Getting to Z
It always surprises me when former students write to me and tell me they’re not writing, can’t find the time, or can’t produce a story when they sit down at the desk. Exercises like “Solving for X” are the easiest thing to do, daily if you like. As long as you have no expectation of producing a perfect story or even something that looks like a story, the repetition of the exercise can be useful.

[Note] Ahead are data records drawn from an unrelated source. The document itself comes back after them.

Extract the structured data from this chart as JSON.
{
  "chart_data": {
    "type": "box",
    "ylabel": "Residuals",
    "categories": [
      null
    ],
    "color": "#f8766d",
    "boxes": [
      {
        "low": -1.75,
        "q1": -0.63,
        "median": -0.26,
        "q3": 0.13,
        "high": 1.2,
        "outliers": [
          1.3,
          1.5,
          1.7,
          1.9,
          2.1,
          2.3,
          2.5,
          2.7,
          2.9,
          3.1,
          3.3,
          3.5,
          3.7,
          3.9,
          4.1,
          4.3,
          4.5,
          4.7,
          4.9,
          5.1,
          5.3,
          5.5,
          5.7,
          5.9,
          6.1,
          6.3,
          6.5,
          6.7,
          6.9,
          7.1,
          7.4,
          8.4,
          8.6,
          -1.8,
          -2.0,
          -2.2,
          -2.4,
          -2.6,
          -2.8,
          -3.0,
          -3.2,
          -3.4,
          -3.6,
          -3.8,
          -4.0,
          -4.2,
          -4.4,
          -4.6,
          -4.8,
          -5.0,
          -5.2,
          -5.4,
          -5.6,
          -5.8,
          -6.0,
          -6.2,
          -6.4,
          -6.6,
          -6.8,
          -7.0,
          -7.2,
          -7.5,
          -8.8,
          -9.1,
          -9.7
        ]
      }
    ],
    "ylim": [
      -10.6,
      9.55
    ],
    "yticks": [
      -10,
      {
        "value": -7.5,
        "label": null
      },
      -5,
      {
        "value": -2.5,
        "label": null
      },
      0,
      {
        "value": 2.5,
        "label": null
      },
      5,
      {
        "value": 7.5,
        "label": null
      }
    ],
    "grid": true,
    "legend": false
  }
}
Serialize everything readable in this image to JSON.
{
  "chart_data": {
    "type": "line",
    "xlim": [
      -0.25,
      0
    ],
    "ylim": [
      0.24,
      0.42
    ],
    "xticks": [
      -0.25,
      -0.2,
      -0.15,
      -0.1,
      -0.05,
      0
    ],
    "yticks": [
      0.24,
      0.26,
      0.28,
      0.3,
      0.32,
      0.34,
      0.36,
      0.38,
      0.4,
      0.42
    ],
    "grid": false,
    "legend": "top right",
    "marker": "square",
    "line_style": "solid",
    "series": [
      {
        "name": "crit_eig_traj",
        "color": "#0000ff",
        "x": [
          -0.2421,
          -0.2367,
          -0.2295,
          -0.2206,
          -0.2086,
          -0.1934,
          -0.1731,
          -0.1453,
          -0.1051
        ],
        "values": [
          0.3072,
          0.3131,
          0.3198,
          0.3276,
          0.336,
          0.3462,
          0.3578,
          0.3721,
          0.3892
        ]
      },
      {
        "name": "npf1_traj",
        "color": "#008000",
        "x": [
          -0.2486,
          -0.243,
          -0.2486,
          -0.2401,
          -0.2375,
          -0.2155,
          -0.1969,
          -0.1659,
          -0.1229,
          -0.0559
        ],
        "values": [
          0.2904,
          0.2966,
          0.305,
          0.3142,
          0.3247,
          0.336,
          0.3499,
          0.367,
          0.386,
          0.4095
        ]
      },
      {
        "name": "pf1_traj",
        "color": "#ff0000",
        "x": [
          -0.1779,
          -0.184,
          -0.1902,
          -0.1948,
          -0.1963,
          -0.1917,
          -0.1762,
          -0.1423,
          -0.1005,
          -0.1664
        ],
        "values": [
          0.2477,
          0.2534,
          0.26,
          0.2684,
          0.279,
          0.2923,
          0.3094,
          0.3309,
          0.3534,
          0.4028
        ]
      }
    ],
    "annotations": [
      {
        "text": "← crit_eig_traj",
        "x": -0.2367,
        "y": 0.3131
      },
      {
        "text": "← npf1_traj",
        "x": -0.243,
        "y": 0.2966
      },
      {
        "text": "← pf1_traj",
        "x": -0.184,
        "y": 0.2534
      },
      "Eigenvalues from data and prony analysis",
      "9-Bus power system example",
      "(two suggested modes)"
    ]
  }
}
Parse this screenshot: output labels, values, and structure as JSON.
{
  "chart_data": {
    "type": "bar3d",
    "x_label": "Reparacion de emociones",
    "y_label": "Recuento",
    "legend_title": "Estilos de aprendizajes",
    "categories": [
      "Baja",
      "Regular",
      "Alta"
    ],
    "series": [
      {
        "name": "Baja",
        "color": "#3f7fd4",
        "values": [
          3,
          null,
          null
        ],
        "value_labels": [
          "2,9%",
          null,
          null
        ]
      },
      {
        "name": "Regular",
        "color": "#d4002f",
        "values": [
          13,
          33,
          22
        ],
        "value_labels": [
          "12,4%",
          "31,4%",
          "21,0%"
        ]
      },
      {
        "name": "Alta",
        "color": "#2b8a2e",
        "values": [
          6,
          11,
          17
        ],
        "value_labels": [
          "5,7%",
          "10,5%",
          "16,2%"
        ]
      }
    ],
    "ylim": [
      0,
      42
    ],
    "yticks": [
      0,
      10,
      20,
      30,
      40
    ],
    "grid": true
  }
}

There are some things you become aware of as you repeat an exercise like this. I’ve noticed that students who use only one character, unnamed, and rely on their interior worlds--thinking, feeling, imagining-- really struggle to get anywhere. The story never moves forward; there’s no potential for conflict. There’s little occasion for conflict because there’s only one person on the page. The engagement with the concrete world-- the objective reality of the story, the reality that exists no matter who is telling the story or what’s happening-- is minimal, and so there’s nothing to move the story forward.
Let’s go back to Zack and Miranda.
About last night, Zach had no memory. Beer flowed freely at Miranda’s party, as it always did, and there had been little to eat. Cake at midnight and before that, little cocktail wieners on toothpicks. Dinner wasn’t the point though, it never was with Miranda, who liked snicky snacks and nibbles, preferably from a can or a box or a bag.
I have no idea who Zack and Miranda are, or why food matters so much to him. I have no idea what comes next. But note, I have loaded the first few lines with concrete details, the kind that I can come back to later. I’ve also given myself two characters, whose names I might use at the beginning of sentences later. And I’ve given myself a clue about Miranda -- she seems to like processed food. And Zack might have a problem with this. Are they brother and sister? Exes? Cousins? I know that the closer the relationship the more potential there is for tension.
This exercise then forces you to put characters in play who already know each other. There’s no time for introductions, long explanations about how knows how and why. History between them must be assumed if you’re to get to “Z.”
“Cake at midnight” seems also potentially telling. I decided as I wrote that this was Miranda’s 60th birthday. As I wrote, I gave her an ex-husband, Frank, and Zach became their college friend. Tight relationships, with a lot of history. As I wrote, it emerged that Frank wanted something from Miranda that she either didn’t want to give him or didn’t have.
The exercise, because it’s timed, because of the alphabet, forces you to be brief. I can’t flesh out the characters, I can only hint at their interior lives. Expecting this to do any more than point you in the direction of a potential story is a mistake that students too often make. This is why the “exercise didn’t work.” By the time I get to the end, the first sentence may have no meaning, and Miranda’s preference for processed food may not matter. That’s what revision is for, isn’t it?